It’s a puzzling predicament: people can’t find jobs, and employers can’t find people to hire. It’s called a “skills gap,” and it basically means that workers don’t have what it takes to get hired or to get the job done.
Some say the answer is to get more people go to college. This is certainly an important piece of the puzzle, since post-secondary training can impart the kinds of skills needed to succeed in today’s jobs. But just making sure more people get certificates or degrees isn’t the answer. The key is to get the right kind of training, the kind that is needed to keep our changing economy afloat.
The good news is that there are already some national and state-wide initiatives in place to help workers get up to speed.

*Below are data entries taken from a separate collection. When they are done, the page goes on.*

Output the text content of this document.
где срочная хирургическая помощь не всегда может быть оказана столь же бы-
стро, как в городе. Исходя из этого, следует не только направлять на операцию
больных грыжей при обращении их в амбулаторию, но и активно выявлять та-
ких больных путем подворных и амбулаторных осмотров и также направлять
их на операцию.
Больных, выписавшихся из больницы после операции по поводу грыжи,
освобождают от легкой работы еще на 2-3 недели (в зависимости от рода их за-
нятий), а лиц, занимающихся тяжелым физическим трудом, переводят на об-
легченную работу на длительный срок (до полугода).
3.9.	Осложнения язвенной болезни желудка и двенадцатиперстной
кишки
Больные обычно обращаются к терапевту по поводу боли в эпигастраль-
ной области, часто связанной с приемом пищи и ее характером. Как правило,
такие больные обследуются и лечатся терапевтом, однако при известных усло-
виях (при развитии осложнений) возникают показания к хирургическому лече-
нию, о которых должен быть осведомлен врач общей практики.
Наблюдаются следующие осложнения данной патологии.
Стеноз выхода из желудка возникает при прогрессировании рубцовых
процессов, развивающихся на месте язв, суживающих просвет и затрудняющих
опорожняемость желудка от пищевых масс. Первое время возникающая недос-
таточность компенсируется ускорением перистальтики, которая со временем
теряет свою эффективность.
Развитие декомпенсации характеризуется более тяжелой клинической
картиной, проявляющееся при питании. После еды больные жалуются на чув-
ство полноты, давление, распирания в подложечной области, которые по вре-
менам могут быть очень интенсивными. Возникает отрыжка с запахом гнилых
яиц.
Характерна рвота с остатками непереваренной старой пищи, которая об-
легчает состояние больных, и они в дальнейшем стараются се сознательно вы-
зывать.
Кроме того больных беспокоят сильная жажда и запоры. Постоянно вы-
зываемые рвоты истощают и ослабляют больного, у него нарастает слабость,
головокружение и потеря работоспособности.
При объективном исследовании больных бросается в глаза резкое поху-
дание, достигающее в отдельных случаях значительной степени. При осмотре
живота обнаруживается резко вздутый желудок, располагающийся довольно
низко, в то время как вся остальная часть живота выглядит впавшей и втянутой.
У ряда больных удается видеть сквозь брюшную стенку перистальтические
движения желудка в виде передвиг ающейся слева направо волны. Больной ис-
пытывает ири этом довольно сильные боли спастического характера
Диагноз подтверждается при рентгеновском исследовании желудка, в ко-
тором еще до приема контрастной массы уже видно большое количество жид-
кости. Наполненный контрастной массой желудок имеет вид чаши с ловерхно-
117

Developed by the Council for Adult and Experiential Learning (CAEL), Lifelong Learning Accounts (LiLAs) are employer-matched, portable accounts that workers use to finance their education and training. The Lifelong Learning Accounts Act of 2011 is still in the first step of the federal legislative process (if it passes, workers can get tax benefits from their LiLA), but several states have already launched these 401(k)-like programs for their workers. Maine was the first state to launch a state-based LiLA program, and Illinois was the first state to pass legislation for a pilot in the health care sector that provides matching dollars for LiLA contributions. Washington state has also adopted a LiLA program, and California has passed legislation to establish a LiLA program in 2014.

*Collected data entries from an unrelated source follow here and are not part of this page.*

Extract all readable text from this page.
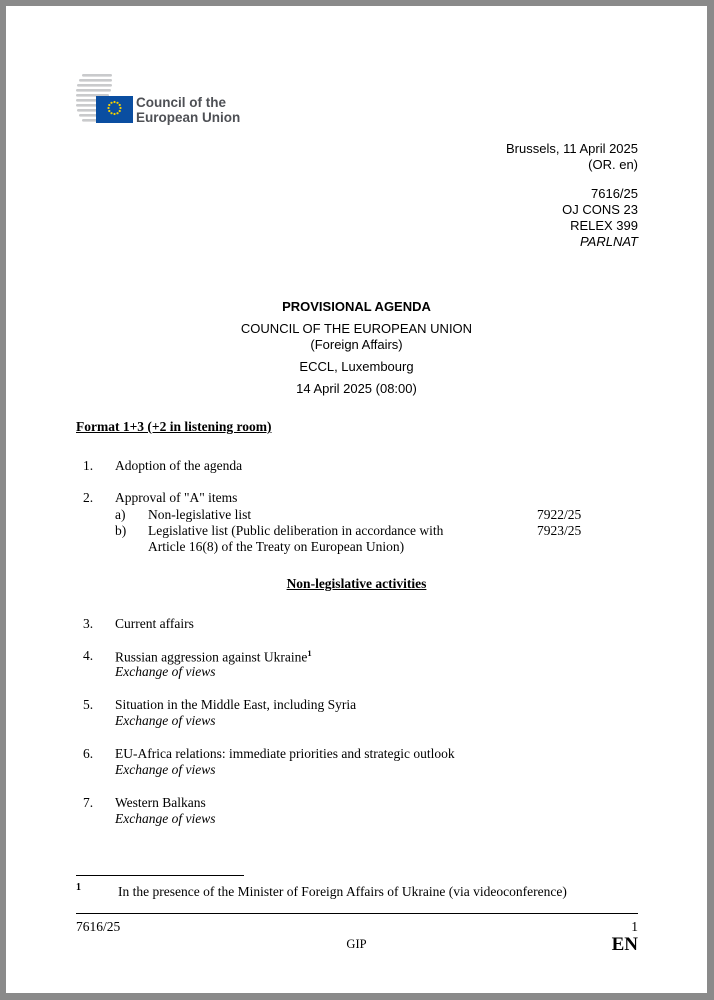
Council of the
European Union
Brussels, 11 April 2025
(OR. en)
7616/25
OJ CONS 23
RELEX 399
PARLNAT
PROVISIONAL AGENDA
COUNCIL OF THE EUROPEAN UNION
(Foreign Affairs)
ECCL, Luxembourg
14 April 2025 (08:00)
Format 1+3 (+2 in listening room)
1. Adoption of the agenda
2. Approval of "A" items
a) Non-legislative list	7922/25
b) Legislative list (Public deliberation in accordance with	7923/25
Article 16(8) of the Treaty on European Union)
Non-legislative activities
3. Current affairs
4. Russian aggression against Ukraine$^1$
Exchange of views
5. Situation in the Middle East, including Syria
Exchange of views
6. EU-Africa relations: immediate priorities and strategic outlook
Exchange of views
7. Western Balkans
Exchange of views
1	In the presence of the Minister of Foreign Affairs of Ukraine (via videoconference)
7616/25	1
GIP	EN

Michigan is bridging the skills gap with its very own “No Worker Left Behind” initiative, which provides unemployed or low-wage workers with up to $10,000 in free tuition for community college, university, or other approved training. Workers must pursue a degree or occupational certificate in a high-demand occupation or emerging industry (e.g., advanced manufacturing, health care, biotechnology, renewable energy) or in an entrepreneurship program. In an increasingly knowledge-based economy, Michigan is taking serious steps to get its workers up to snuff.
Exciting things are taking place at the federal level, too. The Aspen Institute, an international nonprofit, is spearheading a national campaign specifically designed to close the skills gap. Through Skills for America’s Future, a nonpartisan initiative, employers are connecting with community colleges in order to train students for 21st century jobs. In one of its most recent endeavors, Skills for America’s Future joined forces with the National Association of Manufacturers to give students the training and industry credentials they need to make it in today’s advanced manufacturing workplaces.
If you don’t live in an area that’s offering special skill-building opportunities like these, all is not lost. It just means you have to be especially proactive and take your career preparation in your own hands. Going to college is an important step, but what you do there is more important than just showing up or getting a piece of paper at the end. And one of the best experiences to incorporate into your education is an internship or apprenticeship. Internships offer a great opportunity to determine and hone the kinds of skills employers really need. That way, once you have your coveted piece of paper in hand, you’ll already have real-world experience and demonstrable skills.
With opportunities like these in place, we’re hoping the “skills gap” goes the way of the dinosaur.